Earlier this year, the President proposed a 48 percent cut in the hydrogen research budget. Meanwhile, as with previous technological races, German and Japanese automakers and energy companies are leading the hydrogen/fuel cell race while Detroit and Houston lag behind. Preserving reliance on petroleum while failing to lay the groundwork for a hydrogen-based electricity and transportation system will seriously weaken national energy security and diversity, and reduce the competitiveness of U.S. companies in the fierce automotive and energy markets.

6. Decarbonization: Not Recarbonization Since 1850, the world energy system has been steadily moving from fuels with a higher carbon content to one with a lower content. For reasons of efficiency and availability, we have moved from wood to coal, from coal to oil, and now from oil to natural gas. The next shift-to hydrogen-is on the horizon and the risks of climate change demand that we hasten its arrival.
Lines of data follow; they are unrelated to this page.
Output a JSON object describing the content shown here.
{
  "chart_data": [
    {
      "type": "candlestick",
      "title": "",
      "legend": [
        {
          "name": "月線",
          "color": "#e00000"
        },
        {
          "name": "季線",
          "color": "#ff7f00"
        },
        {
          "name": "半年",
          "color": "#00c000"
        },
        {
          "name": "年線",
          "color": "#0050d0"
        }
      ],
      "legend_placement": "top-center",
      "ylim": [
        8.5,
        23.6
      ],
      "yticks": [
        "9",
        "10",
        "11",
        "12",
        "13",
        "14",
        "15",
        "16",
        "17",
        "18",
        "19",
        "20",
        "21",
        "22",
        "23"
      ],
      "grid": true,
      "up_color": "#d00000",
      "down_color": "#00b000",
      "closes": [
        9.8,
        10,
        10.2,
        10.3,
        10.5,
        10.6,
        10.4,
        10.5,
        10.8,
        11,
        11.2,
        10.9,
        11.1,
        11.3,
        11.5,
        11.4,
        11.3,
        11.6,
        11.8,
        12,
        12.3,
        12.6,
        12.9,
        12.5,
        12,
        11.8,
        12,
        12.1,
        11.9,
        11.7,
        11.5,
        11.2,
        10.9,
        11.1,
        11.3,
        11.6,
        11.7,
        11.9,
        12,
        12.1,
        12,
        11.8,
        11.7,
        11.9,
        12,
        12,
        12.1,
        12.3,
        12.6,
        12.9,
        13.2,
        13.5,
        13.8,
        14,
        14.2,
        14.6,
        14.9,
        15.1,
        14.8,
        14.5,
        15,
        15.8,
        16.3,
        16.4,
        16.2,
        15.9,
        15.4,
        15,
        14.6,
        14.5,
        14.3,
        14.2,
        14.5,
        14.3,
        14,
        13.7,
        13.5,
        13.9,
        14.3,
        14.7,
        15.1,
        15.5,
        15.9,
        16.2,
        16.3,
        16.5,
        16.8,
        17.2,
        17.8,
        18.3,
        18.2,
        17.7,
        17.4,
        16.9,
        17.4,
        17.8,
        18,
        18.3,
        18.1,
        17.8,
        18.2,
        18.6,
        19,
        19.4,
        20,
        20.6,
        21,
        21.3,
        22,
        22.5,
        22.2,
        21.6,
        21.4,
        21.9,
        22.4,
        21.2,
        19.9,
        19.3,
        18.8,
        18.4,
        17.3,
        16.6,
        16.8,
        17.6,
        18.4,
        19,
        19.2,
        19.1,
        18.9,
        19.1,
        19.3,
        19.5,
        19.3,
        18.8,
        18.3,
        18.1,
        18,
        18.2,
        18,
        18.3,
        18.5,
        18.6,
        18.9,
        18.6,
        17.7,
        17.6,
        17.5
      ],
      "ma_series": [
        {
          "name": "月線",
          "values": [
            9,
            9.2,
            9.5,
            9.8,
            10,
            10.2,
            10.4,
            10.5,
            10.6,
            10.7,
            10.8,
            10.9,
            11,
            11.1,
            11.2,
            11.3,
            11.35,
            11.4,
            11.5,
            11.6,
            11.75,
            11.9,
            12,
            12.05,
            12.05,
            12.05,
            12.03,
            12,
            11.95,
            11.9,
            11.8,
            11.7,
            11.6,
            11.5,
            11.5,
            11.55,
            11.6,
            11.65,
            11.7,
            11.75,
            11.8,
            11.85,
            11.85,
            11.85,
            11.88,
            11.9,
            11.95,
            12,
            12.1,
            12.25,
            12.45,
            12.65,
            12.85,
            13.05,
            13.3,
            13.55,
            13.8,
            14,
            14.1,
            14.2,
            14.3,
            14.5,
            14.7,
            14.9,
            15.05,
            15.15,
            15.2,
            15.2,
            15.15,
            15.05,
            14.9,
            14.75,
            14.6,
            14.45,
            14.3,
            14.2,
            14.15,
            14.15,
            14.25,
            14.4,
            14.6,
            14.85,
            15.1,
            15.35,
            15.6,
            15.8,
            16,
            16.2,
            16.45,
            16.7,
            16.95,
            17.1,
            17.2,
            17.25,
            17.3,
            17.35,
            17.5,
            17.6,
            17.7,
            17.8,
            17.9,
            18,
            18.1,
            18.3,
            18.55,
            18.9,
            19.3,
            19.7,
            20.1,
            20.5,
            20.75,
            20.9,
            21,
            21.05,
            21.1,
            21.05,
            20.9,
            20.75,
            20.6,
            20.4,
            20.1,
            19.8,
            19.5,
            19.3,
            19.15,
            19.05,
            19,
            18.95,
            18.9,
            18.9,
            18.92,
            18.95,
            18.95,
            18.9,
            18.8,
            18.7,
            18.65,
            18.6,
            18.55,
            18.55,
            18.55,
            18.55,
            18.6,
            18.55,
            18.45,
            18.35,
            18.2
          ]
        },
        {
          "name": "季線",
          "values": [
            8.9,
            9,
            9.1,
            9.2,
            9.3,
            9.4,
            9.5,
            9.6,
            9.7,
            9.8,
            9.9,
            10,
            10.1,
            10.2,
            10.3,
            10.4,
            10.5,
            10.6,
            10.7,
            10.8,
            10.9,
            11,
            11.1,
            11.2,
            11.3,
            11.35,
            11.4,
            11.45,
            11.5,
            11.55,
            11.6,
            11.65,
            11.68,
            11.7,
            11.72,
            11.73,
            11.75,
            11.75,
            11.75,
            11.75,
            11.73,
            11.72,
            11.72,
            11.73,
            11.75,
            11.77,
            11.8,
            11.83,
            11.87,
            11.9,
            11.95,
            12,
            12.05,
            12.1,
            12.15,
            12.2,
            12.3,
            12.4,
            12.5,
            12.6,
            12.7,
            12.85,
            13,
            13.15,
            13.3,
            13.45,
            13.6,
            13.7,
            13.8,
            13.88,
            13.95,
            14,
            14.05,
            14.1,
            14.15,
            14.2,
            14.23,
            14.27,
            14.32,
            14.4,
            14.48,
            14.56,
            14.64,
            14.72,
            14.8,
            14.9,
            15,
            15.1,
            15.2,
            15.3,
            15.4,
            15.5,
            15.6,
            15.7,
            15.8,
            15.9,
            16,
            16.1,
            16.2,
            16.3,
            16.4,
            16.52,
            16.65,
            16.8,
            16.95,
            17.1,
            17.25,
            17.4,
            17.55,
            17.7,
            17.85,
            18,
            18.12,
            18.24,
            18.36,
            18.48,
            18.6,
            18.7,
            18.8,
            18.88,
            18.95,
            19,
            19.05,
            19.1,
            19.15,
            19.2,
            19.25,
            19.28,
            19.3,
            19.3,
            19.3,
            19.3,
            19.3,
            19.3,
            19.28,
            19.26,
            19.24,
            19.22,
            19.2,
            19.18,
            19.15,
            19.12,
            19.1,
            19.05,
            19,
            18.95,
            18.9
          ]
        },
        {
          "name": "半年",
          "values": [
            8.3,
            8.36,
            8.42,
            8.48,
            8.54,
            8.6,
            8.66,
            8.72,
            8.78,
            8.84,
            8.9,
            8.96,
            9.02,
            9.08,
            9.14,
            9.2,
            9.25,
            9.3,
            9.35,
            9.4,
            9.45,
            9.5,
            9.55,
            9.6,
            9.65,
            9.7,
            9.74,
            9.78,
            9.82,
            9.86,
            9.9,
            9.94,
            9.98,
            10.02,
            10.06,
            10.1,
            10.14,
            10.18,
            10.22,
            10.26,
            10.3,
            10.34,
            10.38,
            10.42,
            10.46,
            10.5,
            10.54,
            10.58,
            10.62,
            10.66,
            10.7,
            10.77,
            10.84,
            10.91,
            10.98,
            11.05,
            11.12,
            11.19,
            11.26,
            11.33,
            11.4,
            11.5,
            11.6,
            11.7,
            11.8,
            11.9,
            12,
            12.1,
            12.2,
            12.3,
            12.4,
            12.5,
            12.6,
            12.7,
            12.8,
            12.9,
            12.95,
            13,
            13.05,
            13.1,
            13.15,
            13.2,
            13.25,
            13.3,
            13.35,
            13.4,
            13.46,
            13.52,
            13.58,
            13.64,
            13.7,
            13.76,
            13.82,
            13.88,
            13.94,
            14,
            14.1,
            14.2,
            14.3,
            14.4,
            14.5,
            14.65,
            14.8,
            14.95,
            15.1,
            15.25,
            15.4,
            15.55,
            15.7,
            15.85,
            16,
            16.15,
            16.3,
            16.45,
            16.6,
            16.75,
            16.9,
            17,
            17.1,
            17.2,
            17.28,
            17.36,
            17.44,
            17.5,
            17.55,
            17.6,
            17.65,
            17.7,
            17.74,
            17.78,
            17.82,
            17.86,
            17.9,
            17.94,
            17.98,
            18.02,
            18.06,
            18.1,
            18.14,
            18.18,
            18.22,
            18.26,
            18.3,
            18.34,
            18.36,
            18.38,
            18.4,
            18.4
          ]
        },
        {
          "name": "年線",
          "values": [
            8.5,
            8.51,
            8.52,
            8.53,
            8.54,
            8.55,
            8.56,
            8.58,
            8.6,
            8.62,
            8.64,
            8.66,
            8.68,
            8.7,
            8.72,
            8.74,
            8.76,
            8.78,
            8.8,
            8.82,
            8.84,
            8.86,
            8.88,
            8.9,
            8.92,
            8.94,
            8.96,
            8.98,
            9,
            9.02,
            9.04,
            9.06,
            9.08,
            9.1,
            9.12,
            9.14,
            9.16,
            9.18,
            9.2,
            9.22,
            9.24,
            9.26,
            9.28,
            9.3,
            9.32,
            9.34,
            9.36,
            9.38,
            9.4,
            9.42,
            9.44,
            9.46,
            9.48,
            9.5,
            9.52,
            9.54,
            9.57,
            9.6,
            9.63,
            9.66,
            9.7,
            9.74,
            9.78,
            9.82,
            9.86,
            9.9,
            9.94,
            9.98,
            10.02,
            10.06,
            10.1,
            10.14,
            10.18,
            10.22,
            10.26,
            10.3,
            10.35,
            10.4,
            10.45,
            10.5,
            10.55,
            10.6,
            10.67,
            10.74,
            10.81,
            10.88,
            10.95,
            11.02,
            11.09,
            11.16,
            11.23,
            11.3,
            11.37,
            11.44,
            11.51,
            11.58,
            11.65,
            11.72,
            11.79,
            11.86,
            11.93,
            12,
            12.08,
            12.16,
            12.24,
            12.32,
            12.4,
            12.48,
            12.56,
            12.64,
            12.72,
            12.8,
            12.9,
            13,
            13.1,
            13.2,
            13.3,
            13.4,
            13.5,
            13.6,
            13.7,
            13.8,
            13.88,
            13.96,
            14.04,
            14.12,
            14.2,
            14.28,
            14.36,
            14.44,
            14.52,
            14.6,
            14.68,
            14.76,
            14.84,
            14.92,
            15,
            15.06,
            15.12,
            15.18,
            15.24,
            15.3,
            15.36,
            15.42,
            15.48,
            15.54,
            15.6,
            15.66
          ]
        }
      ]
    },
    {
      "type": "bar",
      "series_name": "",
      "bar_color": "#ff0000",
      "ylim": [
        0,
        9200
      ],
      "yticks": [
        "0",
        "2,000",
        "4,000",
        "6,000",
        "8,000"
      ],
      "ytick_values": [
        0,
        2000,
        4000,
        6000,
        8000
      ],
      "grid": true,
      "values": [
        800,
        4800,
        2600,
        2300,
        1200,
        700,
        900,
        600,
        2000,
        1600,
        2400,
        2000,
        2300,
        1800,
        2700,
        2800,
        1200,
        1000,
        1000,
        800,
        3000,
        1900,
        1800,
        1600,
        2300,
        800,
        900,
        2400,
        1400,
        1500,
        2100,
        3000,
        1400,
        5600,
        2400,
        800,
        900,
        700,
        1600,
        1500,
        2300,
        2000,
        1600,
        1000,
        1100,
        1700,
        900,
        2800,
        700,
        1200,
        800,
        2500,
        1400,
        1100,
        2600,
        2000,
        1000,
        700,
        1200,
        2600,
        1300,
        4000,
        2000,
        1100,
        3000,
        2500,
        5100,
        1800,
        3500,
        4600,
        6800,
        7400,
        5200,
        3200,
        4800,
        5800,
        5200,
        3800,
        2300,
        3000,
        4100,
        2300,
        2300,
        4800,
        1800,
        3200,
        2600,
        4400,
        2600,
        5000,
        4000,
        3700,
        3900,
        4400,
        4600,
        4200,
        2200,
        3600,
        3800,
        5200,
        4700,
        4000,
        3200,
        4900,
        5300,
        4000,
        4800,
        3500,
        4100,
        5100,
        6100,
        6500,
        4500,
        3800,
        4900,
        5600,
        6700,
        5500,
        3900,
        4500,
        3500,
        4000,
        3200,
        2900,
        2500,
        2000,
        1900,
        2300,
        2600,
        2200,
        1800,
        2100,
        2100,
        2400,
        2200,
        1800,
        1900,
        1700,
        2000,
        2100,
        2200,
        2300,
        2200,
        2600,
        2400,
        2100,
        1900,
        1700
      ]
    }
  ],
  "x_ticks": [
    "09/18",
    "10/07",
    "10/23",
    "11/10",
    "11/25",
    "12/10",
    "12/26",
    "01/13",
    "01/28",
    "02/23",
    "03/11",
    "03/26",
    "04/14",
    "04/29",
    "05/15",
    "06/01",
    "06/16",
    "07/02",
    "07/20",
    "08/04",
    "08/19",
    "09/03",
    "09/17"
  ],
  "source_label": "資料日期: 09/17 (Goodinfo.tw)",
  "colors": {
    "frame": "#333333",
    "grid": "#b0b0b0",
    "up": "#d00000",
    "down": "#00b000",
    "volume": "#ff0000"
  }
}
Over the past several years, oil and automobile executives have publicly acknowledged this "decarbonization" trend, noting that the age of oil is coming to an end (see below). Yet our political leaders have failed to openly discuss with the American public the urgent need to decarbonize, suggesting instead a "fossil fuels forever" philosophy that lacks the long-term vision its energy policy professes to have.

7. Industry Executives vs. Bush

Michael Bowlin, CEO, ARCO (now BP), Houston, TX, February 9, 1999: "We've embarked on the beginning of the last days of the age of oil…Embrace the future and recognize the growing demand for a wide range of fuels, or ignore reality and slowly-but surely-be left behind."

GM Executive Director Robert Purcell, National Petrochemical & Refiners Association 2000 Meeting, May 2000: "Our long-term vision is of a hydrogen economy." Frank Ingriselli, President, Texaco Technology Ventures, Washington, DC, April 23, 2001: "Market forces, greenery, and innovation are shaping the future of our industry and propelling us inexorably towards hydrogen energy. Those who don't pursue it…will rue it."

Presidential candidate George W. Bush, Pontiac, MI, October 13, 2000: "No matter how advanced our economy might be, no matter how sophisticated our equipment becomes, for the foreseeable future we will still depend on fossil fuels."